Problem Description
I noticed a discrepancy between the total_token_count value returned by the API and the expected calculation based on usage metadata, particularly when using cache (CreateCachedContent).
Expected Behavior
I would have expected total_token_count to be calculated as the sum of non-cached tokens (prompt_token_count - cached_content_token_count) and generated tokens (candidates_token_count). This would reduce the total token count for requests using cache, reflecting a cost savings.
Current Behavior
The total_token_count value instead appears to be calculated as the full sum of prompt_token_count and candidates_token_count, ignoring the cached portion. This behavior is cost-misleading, as it doesn’t reflect the benefit of cache.
Reproduction Steps
Make a first API call with a large prompt.
Make a second call with the same prompt, ensuring the content is served from the cache.

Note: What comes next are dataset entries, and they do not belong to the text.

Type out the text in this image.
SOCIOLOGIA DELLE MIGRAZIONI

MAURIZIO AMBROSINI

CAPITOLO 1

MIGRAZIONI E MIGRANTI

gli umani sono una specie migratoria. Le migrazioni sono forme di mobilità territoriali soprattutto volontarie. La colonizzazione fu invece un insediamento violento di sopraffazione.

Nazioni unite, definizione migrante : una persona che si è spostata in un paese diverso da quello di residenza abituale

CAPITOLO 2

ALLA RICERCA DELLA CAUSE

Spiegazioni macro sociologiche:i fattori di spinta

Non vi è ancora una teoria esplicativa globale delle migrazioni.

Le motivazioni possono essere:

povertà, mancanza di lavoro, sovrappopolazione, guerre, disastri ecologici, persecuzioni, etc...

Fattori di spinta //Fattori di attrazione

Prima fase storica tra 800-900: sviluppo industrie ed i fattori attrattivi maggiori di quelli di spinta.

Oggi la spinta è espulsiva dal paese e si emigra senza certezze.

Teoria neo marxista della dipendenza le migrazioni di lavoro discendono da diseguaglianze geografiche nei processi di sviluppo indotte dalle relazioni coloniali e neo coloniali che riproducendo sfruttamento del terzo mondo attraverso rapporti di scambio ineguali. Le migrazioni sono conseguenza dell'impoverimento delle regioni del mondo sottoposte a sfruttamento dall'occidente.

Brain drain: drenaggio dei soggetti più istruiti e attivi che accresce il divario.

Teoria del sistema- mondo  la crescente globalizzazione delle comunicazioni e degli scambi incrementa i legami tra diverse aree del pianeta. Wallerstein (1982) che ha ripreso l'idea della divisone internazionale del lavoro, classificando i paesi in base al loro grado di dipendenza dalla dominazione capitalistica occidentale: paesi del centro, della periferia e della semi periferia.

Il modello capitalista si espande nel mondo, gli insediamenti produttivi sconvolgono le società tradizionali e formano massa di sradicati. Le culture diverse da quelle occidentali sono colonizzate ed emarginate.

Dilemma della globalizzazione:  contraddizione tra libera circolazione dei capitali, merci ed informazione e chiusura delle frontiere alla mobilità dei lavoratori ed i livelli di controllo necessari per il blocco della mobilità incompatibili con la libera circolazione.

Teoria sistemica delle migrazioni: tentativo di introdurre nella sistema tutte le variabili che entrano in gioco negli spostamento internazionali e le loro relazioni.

Analyze the usage metadata from the second call.
Technical Details
API Call (cached):
response = self.client.models.generate_content(
model=self.model,
contents=[dynamic_prompt],
config=types.GenerateContentConfig(
cached_content=cache_id,
**self.model_config)
)
Example of USAGE METADATA (without cache, i.e. without the cached_content=cache_id line, in the code):
cache_tokens_details=None cached_content_token_count=None candidates_token_count=194 candidates_tokens_details=[ModalityTokenCount(
modality=<MediaModality.TEXT: ‘TEXT’>,
token_count=194
)] prompt_token_count=5202 prompt_tokens_details=[ModalityTokenCount(
modality=<MediaModality.TEXT: ‘TEXT’>,
token_count=5202
)] thoughts_token_count=None tool_use_prompt_token_count=None tool_use_prompt_tokens_details=None total_token_count=5396 traffic_type=None
Example of USAGE METADATA (before using cache):
cache_tokens_details=[ModalityTokenCount(
modality=<MediaModality.TEXT: ‘TEXT’>,
token_count=4115
)] cached_content_token_count=4115 candidates_token_count=199 candidates_tokens_details=[ModalityTokenCount(
modality=<MediaModality.TEXT: ‘TEXT’>,
token_count=199
)] prompt_token_count=5332 prompt_tokens_details=[ModalityTokenCount(
modality=<MediaModality.TEXT: ‘TEXT’>,
token_count=5332
)] thoughts_token_count=None tool_use_prompt_token_count=None tool_use_prompt_tokens_details=None total_token_count=5531 traffic_type=None
Expected vs. Actual Count:
Expected Count: = 1217 + 199 = 1416
Actual Count: 5332 + 199 = 5531
Impact
This behavior makes it difficult to accurately estimate the costs of API calls that use the cache, as token count optimization is not apparent in the usage data. This can lead to incorrect cost calculations and potential resource waste.